Proposed Changes to Safety Net Programming
The proposal would also consolidate U.S. Department of Agriculture’s (USDA) Food and Nutrition Service (FNS), the current administrator of Supplemental Nutrition Assistance Program (SNAP) Employment & Training (E&T) program, into the Department of Health and Human Services’ (HHS) Administration for Children and Families (ACF), the current Temporary Assistance for Needy Families (TANF) administrator. The proposal would also create a new Council on Public Assistance to administer work requirement policy across a range of safety net programs, including SNAP, TANF and Medicaid.

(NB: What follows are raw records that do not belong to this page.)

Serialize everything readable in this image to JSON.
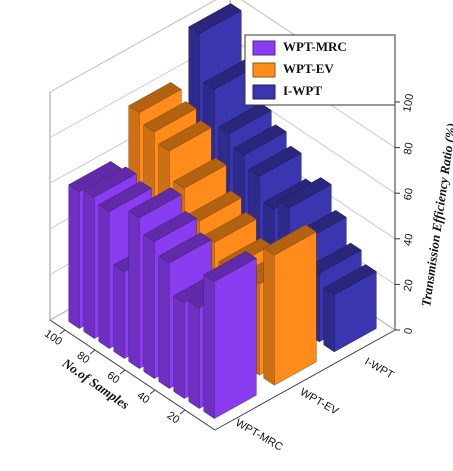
{
  "chart_data": {
    "type": "bar3d",
    "x_label": "No.of Samples",
    "y_label": "Transmission Efficiency Ratio (%)",
    "x": [
      10,
      20,
      30,
      40,
      50,
      60,
      70,
      80,
      90,
      100
    ],
    "xlim": [
      0,
      110
    ],
    "xticks": [
      20,
      40,
      60,
      80,
      100
    ],
    "ylim": [
      0,
      100
    ],
    "yticks": [
      0,
      20,
      40,
      60,
      80,
      100
    ],
    "legend": "upper right",
    "series": [
      {
        "name": "WPT-MRC",
        "color": "#8a3cf0",
        "values": [
          60,
          44,
          42,
          55,
          60,
          66,
          38,
          60,
          62,
          60
        ]
      },
      {
        "name": "WPT-EV",
        "color": "#ff8c1a",
        "values": [
          57,
          40,
          35,
          38,
          45,
          50,
          60,
          72,
          76,
          80
        ]
      },
      {
        "name": "I-WPT",
        "color": "#3a36b0",
        "values": [
          25,
          30,
          40,
          50,
          45,
          55,
          60,
          65,
          80,
          100
        ]
      }
    ]
  }
}
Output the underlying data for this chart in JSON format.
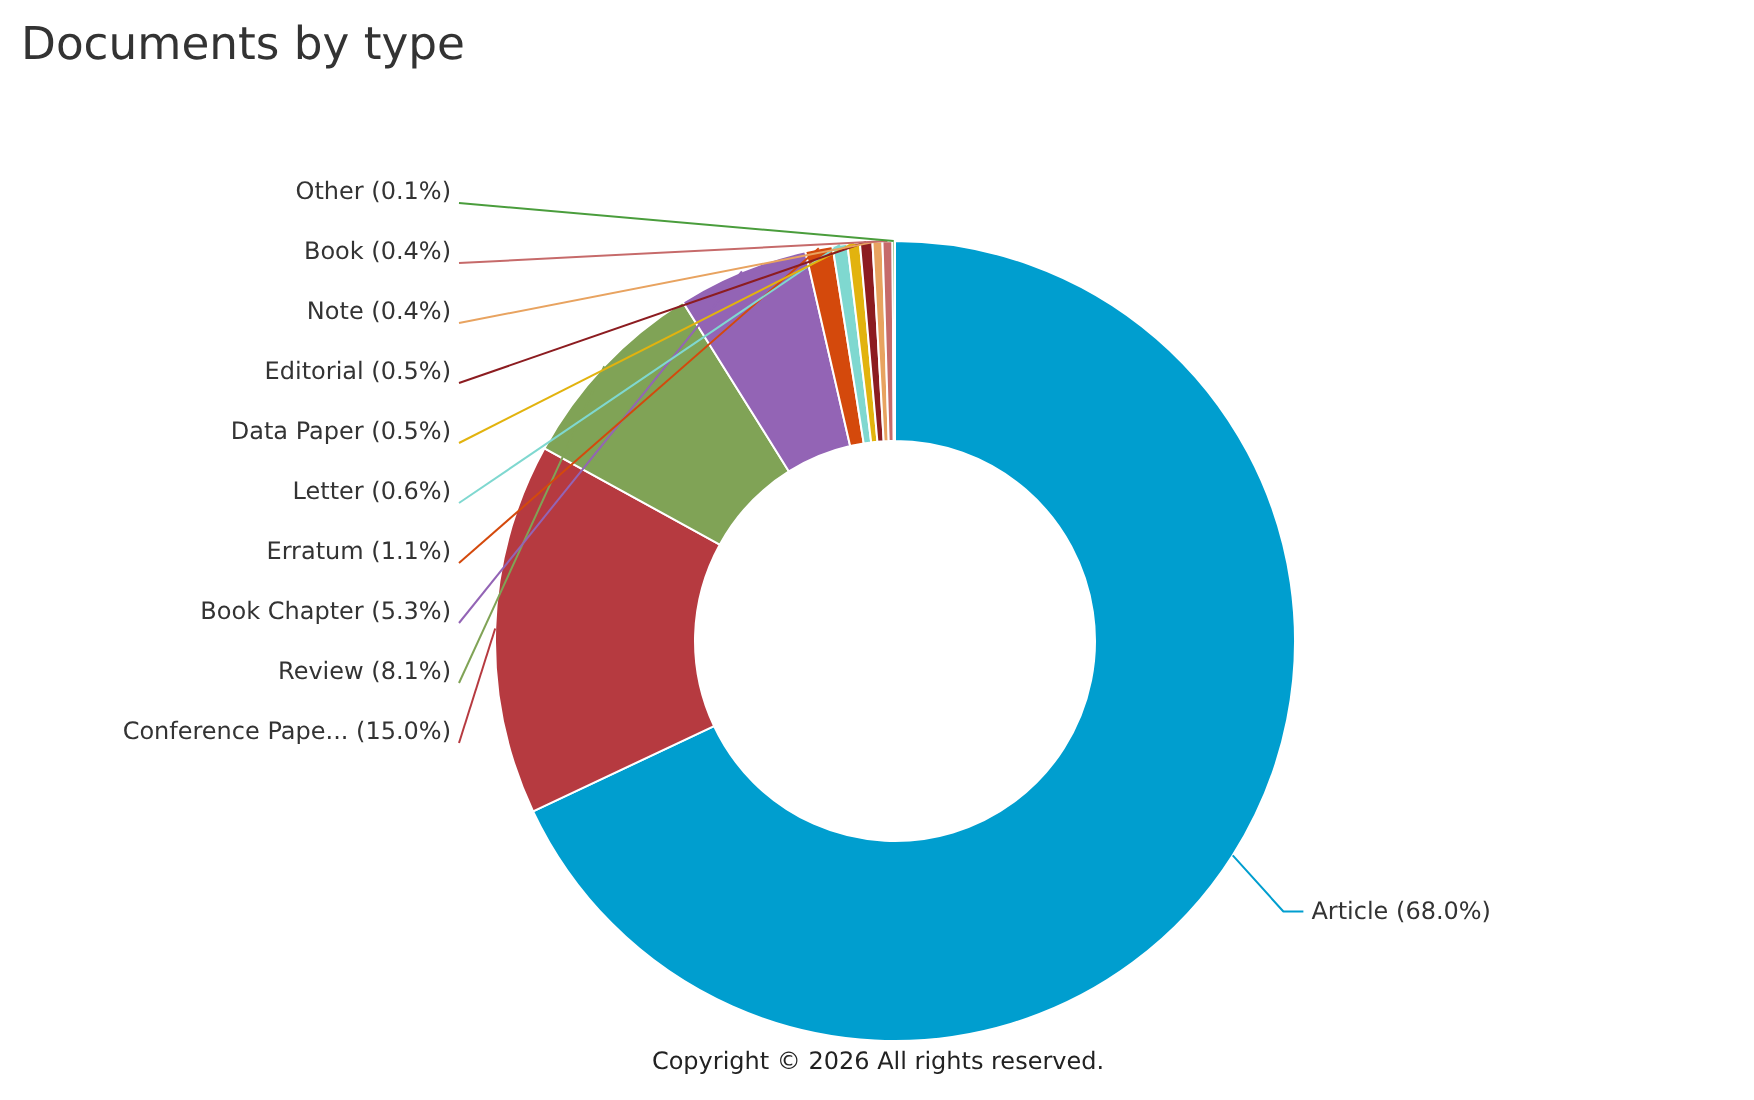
{
  "chart_data": {
    "type": "donut",
    "title": "Documents by type",
    "categories": [
      "Article",
      "Conference Pape...",
      "Review",
      "Book Chapter",
      "Erratum",
      "Letter",
      "Data Paper",
      "Editorial",
      "Note",
      "Book",
      "Other"
    ],
    "values": [
      68.0,
      15.0,
      8.1,
      5.3,
      1.1,
      0.6,
      0.5,
      0.5,
      0.4,
      0.4,
      0.1
    ],
    "colors": [
      "#009ecf",
      "#b63a40",
      "#80a356",
      "#9364b5",
      "#d4490c",
      "#7fd8d0",
      "#e2b30e",
      "#8c1c20",
      "#e8a360",
      "#c66a6a",
      "#4a9d3c"
    ],
    "value_labels": [
      "(68.0%)",
      "(15.0%)",
      "(8.1%)",
      "(5.3%)",
      "(1.1%)",
      "(0.6%)",
      "(0.5%)",
      "(0.5%)",
      "(0.4%)",
      "(0.4%)",
      "(0.1%)"
    ],
    "annotations": [
      "Copyright © 2026 All rights reserved."
    ]
  }
}
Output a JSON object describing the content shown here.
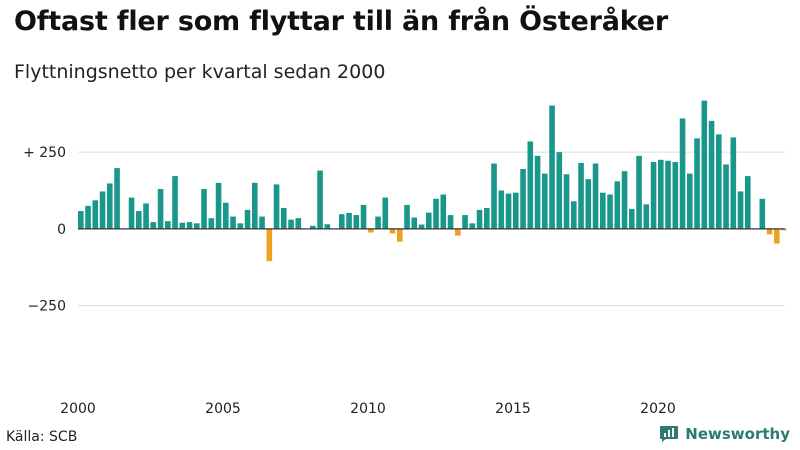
{
  "title": "Oftast fler som flyttar till än från Österåker",
  "subtitle": "Flyttningsnetto per kvartal sedan 2000",
  "source": "Källa: SCB",
  "brand": "Newsworthy",
  "colors": {
    "positive": "#1a978b",
    "negative": "#f0a020",
    "grid": "#dddddd",
    "axis": "#333333"
  },
  "chart_data": {
    "type": "bar",
    "title": "Oftast fler som flyttar till än från Österåker",
    "subtitle": "Flyttningsnetto per kvartal sedan 2000",
    "ylim": [
      -460,
      420
    ],
    "grid": true,
    "y_ticks": [
      250,
      0,
      -250
    ],
    "y_tick_labels": [
      "+ 250",
      "0",
      "−250"
    ],
    "x_ticks": [
      2000,
      2005,
      2010,
      2015,
      2020
    ],
    "x_tick_labels": [
      "2000",
      "2005",
      "2010",
      "2015",
      "2020"
    ],
    "start_year": 2000,
    "quarters_per_year": 4,
    "values": [
      58,
      75,
      93,
      122,
      148,
      198,
      0,
      102,
      58,
      83,
      22,
      130,
      25,
      172,
      20,
      22,
      18,
      130,
      35,
      150,
      85,
      40,
      18,
      62,
      150,
      40,
      -105,
      145,
      68,
      30,
      35,
      0,
      10,
      190,
      15,
      0,
      48,
      52,
      45,
      78,
      -12,
      40,
      102,
      -15,
      -42,
      78,
      37,
      14,
      53,
      98,
      112,
      45,
      -22,
      45,
      18,
      62,
      68,
      213,
      125,
      115,
      118,
      195,
      285,
      238,
      180,
      402,
      250,
      178,
      90,
      215,
      162,
      213,
      118,
      112,
      155,
      188,
      65,
      238,
      80,
      218,
      225,
      222,
      218,
      360,
      180,
      295,
      418,
      352,
      308,
      210,
      298,
      122,
      172,
      0,
      98,
      -18,
      -48,
      -5
    ]
  }
}
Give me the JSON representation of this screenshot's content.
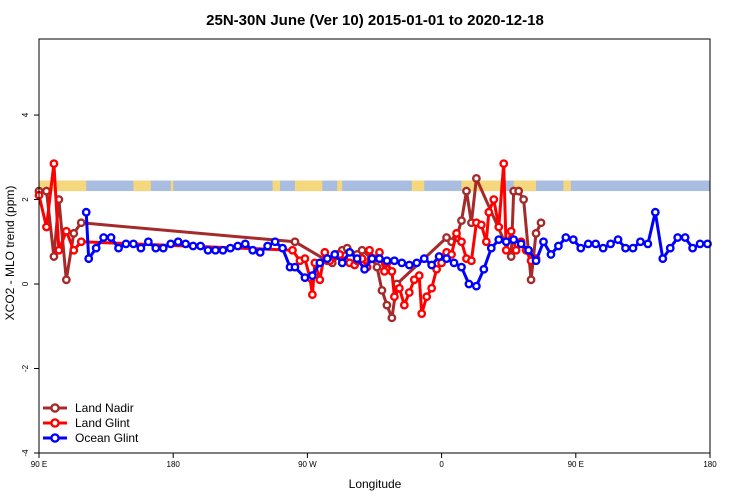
{
  "chart_data": {
    "type": "line",
    "title": "25N-30N June (Ver 10)   2015-01-01 to 2020-12-18",
    "xlabel": "Longitude",
    "ylabel": "XCO2 - MLO trend (ppm)",
    "xlim": [
      -90,
      180
    ],
    "ylim": [
      -4,
      5.8
    ],
    "x_ticks": [
      -90,
      -36,
      18,
      72,
      126,
      180
    ],
    "x_tick_labels": [
      "90 E",
      "180",
      "90 W",
      "0",
      "90 E",
      "180"
    ],
    "y_ticks": [
      -4,
      -2,
      0,
      2,
      4
    ],
    "y_tick_labels": [
      "-4",
      "-2",
      "0",
      "2",
      "4"
    ],
    "grid": false,
    "legend_position": "bottom-left",
    "land_ocean_band": {
      "y_range": [
        2.2,
        2.45
      ],
      "land_color": "#F5D77E",
      "ocean_color": "#A8BDDF",
      "land_segments": [
        [
          -90,
          -71
        ],
        [
          -52,
          -45
        ],
        [
          -37,
          -36
        ],
        [
          4,
          7
        ],
        [
          13,
          24
        ],
        [
          30,
          32
        ],
        [
          60,
          65
        ],
        [
          80,
          96
        ],
        [
          101,
          110
        ],
        [
          121,
          124
        ]
      ]
    },
    "series": [
      {
        "name": "Land Nadir",
        "color": "#A52A2A",
        "x": [
          -90,
          -87,
          -84,
          -82,
          -79,
          -76,
          -73,
          13,
          26,
          28,
          30,
          32,
          34,
          38,
          40,
          44,
          46,
          48,
          50,
          52,
          54,
          74,
          76,
          78,
          80,
          82,
          84,
          86,
          100,
          101,
          103,
          105,
          108,
          110,
          112
        ],
        "y": [
          2.2,
          2.2,
          0.65,
          2.0,
          0.1,
          1.2,
          1.45,
          1.0,
          0.55,
          0.5,
          0.7,
          0.8,
          0.85,
          0.7,
          0.8,
          0.6,
          0.4,
          -0.15,
          -0.5,
          -0.8,
          0.0,
          1.1,
          1.0,
          1.1,
          1.5,
          2.2,
          1.45,
          2.5,
          0.65,
          2.2,
          2.2,
          2.0,
          0.1,
          1.2,
          1.45
        ]
      },
      {
        "name": "Land Glint",
        "color": "#FF0000",
        "x": [
          -90,
          -87,
          -84,
          -82,
          -79,
          -76,
          -73,
          12,
          15,
          17,
          19,
          20,
          21,
          23,
          25,
          27,
          29,
          31,
          33,
          35,
          37,
          38,
          40,
          42,
          43,
          45,
          47,
          49,
          50,
          52,
          53,
          55,
          57,
          59,
          61,
          63,
          64,
          66,
          68,
          70,
          72,
          74,
          76,
          78,
          80,
          82,
          84,
          86,
          88,
          90,
          91,
          93,
          95,
          97,
          98,
          100,
          102,
          104,
          106,
          108,
          110
        ],
        "y": [
          2.1,
          1.35,
          2.85,
          0.8,
          1.25,
          0.8,
          1.0,
          0.8,
          0.55,
          0.6,
          0.15,
          -0.25,
          0.5,
          0.1,
          0.75,
          0.55,
          0.65,
          0.7,
          0.55,
          0.5,
          0.45,
          0.55,
          0.6,
          0.4,
          0.8,
          0.6,
          0.75,
          0.3,
          0.5,
          0.3,
          -0.3,
          -0.1,
          -0.5,
          -0.2,
          0.1,
          0.2,
          -0.7,
          -0.3,
          -0.1,
          0.35,
          0.5,
          0.75,
          0.7,
          1.2,
          1.0,
          0.6,
          0.55,
          1.45,
          1.4,
          1.0,
          1.7,
          2.0,
          1.35,
          2.85,
          0.8,
          1.25,
          0.8,
          1.0,
          0.8,
          0.55,
          0.6
        ]
      },
      {
        "name": "Ocean Glint",
        "color": "#0000FF",
        "x": [
          -71,
          -70,
          -67,
          -64,
          -61,
          -58,
          -55,
          -52,
          -49,
          -46,
          -43,
          -40,
          -37,
          -34,
          -31,
          -28,
          -25,
          -22,
          -19,
          -16,
          -13,
          -10,
          -7,
          -4,
          -1,
          2,
          5,
          8,
          11,
          13,
          17,
          20,
          23,
          26,
          29,
          32,
          35,
          38,
          41,
          44,
          47,
          50,
          53,
          56,
          59,
          62,
          65,
          68,
          71,
          74,
          77,
          80,
          83,
          86,
          89,
          92,
          95,
          98,
          101,
          104,
          107,
          110,
          113,
          116,
          119,
          122,
          125,
          128,
          131,
          134,
          137,
          140,
          143,
          146,
          149,
          152,
          155,
          158,
          161,
          164,
          167,
          170,
          173,
          176,
          179
        ],
        "y": [
          1.7,
          0.6,
          0.85,
          1.1,
          1.1,
          0.85,
          0.95,
          0.95,
          0.85,
          1.0,
          0.85,
          0.85,
          0.95,
          1.0,
          0.95,
          0.9,
          0.9,
          0.8,
          0.8,
          0.8,
          0.85,
          0.9,
          0.95,
          0.8,
          0.75,
          0.9,
          1.0,
          0.85,
          0.4,
          0.4,
          0.15,
          0.2,
          0.5,
          0.6,
          0.7,
          0.5,
          0.75,
          0.6,
          0.35,
          0.6,
          0.6,
          0.55,
          0.55,
          0.5,
          0.45,
          0.5,
          0.6,
          0.45,
          0.65,
          0.6,
          0.5,
          0.4,
          0.0,
          -0.05,
          0.35,
          0.85,
          1.05,
          1.0,
          1.05,
          0.95,
          0.8,
          0.55,
          1.0,
          0.7,
          0.9,
          1.1,
          1.05,
          0.85,
          0.95,
          0.95,
          0.85,
          0.95,
          1.05,
          0.85,
          0.85,
          1.0,
          0.95,
          1.7,
          0.6,
          0.85,
          1.1,
          1.1,
          0.85,
          0.95,
          0.95
        ]
      }
    ]
  }
}
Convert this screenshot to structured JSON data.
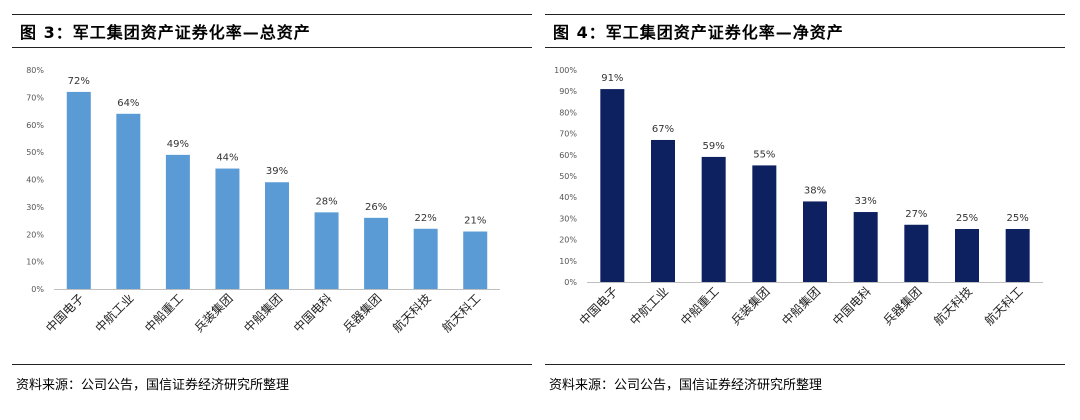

This proposal continues the administration’s push for expanded work requirements in a number of federal policies, consistent with an Executive Order the President signed in April and proposals in both the FY 2018 and 2019 Presidential Budget Requests to reduce funding for these programs. The Senate Agriculture Committee rejected an expansion of SNAP work requirements in their bipartisan legislation to reauthorize the Farm Bill, marked up just last week. While the House Farm bill would expand work requirements, it seems unlikely that any final Farm Bill will reflect this approach.
National Skills Coalition strongly opposes these efforts to expand work requirements, which have demonstrated little impact in increasing employment or reducing poverty but have led to reduced access to critical income supports for millions of low-income workers and their families. We also strongly oppose efforts to eliminate or consolidate federal workforce and education programs that have helped U.S. businesses and workers obtain the skills and credentials needed to succeed in today’s economy. We look forward to working with the Administration and Congressional leaders to support constructive and meaningful policies that invest in our nation’s greatest asset – our workforce.